The shooting took place in strict secrecy in different regions of Moscow, mainly in Chertanovo, and at the facilities of the Ministry of Defense with the participation of the latest military equipment of the Russian Armed Forces. The shooting involved armored personnel carriers, helicopters, Uranus-6 robots, drones, armored vehicles GAZ Tigr, Typhoon (AFV family) and the Russian aircraft carrier Admiral Kuznetsov.

=== Post-production ===
The visual effects involved 255 artists of the Russian company Main Road Post, which until that time worked on the films Metro (2013 film), August Eighth (2012 film), Wanted (2008 film), Stalingrad (2013 film) and The Duelist (2016 film). It took about a year and a half to work with effects. The most difficult effects are considered the moment of the fall of the spacecraft.

==Soundtrack==
The music for the picture was written by composer Ivan Burlyaev.
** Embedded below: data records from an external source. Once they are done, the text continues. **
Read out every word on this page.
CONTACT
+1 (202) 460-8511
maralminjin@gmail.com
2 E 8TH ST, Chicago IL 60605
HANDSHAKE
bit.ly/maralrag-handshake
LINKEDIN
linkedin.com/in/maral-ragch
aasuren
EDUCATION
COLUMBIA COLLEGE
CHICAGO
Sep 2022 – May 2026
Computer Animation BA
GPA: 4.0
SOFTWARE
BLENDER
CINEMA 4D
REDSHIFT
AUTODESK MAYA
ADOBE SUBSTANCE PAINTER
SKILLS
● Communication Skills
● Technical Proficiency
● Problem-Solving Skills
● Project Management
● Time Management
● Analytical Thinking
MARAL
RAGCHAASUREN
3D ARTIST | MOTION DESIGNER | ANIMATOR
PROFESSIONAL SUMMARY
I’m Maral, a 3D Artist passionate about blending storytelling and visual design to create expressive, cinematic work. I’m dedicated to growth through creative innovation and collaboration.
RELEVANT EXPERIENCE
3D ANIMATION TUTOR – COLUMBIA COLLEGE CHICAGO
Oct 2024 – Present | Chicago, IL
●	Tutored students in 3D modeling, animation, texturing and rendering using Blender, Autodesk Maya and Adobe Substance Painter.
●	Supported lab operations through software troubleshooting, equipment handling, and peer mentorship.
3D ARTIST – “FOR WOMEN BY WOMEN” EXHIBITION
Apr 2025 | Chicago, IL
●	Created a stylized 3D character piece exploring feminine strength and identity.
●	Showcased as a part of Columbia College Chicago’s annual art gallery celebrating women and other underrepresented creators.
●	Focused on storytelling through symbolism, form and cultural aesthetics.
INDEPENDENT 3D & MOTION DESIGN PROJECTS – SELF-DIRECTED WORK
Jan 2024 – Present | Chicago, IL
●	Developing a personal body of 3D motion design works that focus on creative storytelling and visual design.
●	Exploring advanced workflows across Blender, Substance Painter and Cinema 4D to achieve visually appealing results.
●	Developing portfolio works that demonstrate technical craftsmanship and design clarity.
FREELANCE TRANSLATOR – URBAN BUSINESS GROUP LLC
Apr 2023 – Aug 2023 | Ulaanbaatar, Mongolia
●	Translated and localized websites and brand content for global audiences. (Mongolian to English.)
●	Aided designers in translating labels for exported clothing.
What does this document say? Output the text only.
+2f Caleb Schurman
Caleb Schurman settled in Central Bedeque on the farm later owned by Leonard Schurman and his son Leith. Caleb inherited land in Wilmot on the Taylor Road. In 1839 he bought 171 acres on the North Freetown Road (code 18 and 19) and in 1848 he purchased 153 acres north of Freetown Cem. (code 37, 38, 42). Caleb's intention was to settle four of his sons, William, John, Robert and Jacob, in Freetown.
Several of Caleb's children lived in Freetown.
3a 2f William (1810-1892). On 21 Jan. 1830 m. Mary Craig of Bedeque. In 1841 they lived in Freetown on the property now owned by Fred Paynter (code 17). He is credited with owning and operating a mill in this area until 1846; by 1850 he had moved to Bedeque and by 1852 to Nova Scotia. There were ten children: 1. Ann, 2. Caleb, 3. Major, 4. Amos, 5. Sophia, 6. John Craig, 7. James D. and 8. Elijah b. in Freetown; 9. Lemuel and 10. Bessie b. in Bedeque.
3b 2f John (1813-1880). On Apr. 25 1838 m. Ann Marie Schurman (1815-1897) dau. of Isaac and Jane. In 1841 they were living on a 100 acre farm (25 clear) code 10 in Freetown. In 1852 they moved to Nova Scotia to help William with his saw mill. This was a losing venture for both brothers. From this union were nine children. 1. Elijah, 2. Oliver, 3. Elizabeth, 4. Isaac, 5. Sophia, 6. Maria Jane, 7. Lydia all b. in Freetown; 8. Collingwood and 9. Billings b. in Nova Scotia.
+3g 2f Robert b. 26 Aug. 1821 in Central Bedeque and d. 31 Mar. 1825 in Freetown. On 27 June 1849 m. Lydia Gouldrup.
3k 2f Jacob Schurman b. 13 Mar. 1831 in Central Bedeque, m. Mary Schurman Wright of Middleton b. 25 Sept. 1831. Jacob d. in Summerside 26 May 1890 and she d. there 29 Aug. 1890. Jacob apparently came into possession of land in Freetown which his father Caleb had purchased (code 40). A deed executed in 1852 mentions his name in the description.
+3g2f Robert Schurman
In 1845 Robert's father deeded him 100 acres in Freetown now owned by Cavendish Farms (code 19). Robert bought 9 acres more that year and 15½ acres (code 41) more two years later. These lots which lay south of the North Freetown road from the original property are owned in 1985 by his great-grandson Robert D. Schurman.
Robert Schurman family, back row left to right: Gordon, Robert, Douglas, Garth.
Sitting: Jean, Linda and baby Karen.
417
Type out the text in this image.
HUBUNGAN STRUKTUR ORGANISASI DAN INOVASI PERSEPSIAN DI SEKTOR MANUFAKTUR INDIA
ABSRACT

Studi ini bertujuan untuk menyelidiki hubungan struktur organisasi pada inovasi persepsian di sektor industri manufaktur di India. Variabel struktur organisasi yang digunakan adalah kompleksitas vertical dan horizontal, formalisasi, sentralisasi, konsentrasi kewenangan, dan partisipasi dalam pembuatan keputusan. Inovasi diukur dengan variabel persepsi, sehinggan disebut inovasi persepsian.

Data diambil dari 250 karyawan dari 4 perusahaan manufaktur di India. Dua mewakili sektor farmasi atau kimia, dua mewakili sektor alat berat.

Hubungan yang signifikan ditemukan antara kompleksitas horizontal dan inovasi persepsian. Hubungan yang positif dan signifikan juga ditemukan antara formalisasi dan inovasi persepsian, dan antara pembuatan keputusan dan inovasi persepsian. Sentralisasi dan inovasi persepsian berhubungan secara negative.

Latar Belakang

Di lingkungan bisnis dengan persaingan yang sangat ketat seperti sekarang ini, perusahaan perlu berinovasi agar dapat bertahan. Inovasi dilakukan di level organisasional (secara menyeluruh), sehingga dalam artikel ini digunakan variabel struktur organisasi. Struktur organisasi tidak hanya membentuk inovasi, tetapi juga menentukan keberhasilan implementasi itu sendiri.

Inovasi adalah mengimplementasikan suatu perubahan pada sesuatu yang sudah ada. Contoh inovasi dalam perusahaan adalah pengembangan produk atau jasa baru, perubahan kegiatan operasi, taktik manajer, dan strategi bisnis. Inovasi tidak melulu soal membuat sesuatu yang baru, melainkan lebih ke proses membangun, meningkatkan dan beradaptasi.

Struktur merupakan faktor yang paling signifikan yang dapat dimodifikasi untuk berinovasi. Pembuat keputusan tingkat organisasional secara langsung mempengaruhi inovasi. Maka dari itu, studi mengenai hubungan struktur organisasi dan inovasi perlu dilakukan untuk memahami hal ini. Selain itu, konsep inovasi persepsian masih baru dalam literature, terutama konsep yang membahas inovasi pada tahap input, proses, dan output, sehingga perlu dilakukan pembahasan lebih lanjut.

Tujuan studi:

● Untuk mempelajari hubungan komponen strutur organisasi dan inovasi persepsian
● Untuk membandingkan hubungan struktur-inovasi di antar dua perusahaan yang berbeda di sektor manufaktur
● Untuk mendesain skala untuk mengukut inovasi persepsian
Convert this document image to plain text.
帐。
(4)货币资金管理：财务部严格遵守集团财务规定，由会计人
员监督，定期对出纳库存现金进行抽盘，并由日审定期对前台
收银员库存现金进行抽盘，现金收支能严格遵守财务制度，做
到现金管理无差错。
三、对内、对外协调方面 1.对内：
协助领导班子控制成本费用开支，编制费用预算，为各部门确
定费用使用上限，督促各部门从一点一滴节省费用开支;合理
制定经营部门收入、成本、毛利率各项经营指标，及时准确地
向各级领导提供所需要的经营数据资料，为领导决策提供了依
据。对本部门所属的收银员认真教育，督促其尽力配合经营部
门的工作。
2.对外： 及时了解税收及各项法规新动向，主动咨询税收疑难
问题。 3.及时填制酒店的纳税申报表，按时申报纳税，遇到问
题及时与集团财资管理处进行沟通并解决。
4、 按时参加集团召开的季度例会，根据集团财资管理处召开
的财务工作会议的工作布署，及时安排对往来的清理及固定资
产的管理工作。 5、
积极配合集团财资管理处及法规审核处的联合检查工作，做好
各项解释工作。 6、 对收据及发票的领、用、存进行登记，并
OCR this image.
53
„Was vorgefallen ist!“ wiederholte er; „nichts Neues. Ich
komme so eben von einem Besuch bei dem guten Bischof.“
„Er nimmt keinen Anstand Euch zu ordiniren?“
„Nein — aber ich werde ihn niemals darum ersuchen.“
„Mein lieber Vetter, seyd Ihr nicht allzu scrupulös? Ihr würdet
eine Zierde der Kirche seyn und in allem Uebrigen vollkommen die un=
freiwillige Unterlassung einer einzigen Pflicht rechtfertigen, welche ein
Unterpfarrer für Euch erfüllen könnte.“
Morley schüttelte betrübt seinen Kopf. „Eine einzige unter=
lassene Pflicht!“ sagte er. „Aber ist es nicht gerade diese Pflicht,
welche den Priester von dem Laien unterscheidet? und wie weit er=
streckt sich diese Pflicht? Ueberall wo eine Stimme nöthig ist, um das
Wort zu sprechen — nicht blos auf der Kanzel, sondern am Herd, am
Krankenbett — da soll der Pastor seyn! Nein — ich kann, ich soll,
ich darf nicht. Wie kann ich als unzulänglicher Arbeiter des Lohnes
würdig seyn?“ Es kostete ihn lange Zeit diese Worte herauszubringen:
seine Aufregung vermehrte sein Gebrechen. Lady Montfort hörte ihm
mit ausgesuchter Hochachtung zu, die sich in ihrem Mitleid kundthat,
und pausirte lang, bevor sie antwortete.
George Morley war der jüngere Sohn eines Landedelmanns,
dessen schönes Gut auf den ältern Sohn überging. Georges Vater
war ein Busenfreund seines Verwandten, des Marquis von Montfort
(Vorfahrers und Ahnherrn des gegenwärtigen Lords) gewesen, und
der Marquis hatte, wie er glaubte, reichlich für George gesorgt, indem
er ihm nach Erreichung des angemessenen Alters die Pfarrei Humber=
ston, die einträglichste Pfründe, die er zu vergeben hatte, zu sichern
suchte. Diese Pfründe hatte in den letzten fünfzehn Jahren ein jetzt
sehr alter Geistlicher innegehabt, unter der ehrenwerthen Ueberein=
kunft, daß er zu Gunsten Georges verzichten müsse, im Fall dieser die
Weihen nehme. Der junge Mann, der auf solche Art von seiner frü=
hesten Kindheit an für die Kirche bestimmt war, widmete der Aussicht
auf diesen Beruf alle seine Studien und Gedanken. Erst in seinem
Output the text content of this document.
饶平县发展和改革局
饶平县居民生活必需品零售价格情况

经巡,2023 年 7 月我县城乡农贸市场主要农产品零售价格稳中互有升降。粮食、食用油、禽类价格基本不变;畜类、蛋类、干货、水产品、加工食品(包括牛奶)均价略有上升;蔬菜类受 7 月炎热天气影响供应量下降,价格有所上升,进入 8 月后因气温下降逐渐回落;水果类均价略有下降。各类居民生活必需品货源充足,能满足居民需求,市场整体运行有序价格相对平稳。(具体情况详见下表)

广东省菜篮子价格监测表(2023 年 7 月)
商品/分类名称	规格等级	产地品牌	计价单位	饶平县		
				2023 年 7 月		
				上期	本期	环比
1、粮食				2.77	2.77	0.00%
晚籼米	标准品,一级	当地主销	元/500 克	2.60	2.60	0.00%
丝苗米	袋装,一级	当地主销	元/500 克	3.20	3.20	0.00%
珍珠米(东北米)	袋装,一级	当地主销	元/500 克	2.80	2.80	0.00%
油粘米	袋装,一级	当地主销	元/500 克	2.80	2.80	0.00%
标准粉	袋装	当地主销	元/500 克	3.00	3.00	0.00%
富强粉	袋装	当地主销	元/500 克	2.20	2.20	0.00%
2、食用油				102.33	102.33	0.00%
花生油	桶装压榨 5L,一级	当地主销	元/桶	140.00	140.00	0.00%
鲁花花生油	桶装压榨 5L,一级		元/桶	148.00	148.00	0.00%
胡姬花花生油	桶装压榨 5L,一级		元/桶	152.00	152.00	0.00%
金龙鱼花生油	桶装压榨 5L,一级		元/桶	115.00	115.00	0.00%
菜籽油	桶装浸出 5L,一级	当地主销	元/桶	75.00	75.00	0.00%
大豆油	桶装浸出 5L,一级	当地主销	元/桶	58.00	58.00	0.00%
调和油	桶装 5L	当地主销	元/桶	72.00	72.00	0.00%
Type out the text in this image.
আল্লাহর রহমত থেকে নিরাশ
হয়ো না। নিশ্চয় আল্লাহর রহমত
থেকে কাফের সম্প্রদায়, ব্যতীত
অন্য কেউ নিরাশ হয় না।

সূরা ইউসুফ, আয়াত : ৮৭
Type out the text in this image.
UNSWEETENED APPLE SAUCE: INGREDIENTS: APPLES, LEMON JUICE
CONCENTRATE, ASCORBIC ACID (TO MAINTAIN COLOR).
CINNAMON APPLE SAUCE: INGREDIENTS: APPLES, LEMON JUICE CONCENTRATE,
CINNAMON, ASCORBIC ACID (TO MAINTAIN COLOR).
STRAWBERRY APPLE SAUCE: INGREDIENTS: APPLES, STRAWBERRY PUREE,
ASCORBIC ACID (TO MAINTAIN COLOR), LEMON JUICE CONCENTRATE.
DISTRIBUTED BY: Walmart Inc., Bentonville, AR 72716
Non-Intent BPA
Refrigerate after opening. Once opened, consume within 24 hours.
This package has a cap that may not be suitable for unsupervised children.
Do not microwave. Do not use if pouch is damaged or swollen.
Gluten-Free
The soundtrack includes 34 tracks. On January 26, the soundtrack for the film was released on Yandex Music, and on January 27 in iTunes.

==Release==
Attraction was released in Russia, Armenia, Belarus and Kazakhstan on 26 January 2017 and Vietnam on 27 January 2017.

==Reception==
The budget of the film was 380 million rubles, or, according to other sources, 520 million rubles including film marketing.

===Box office===
Attraction was a commercial success. It grossed 44 million RUB on its opening day, and held on the top of Russian box office for several weeks. By the end of its theatrical run, Attraction grossed more than 1 billion RUB, approximately three times the movie's budget.

===Critical response===
Attraction received significant positive reviews in Russian media, including Afisha, Kommersant, Mir Fantastiki, KG-portal, and The Hollywood Reporter. According to review aggregator Kritikanstvo.ru, out of 58 reviews, 10 were negative, and the average rating of the movie was 6.4 out of 10. Attraction was praised for its social commentary, visuals and acting (Oleg Menshikov's performance in particular), but some reviews criticized the movie's negative portrayal of Russian youth and certain inconsistencies in characterization.

Attraction has an approval rating of 36% on review aggregator website Rotten Tomatoes, based on 11 reviews, and an average rating of 4.90/10.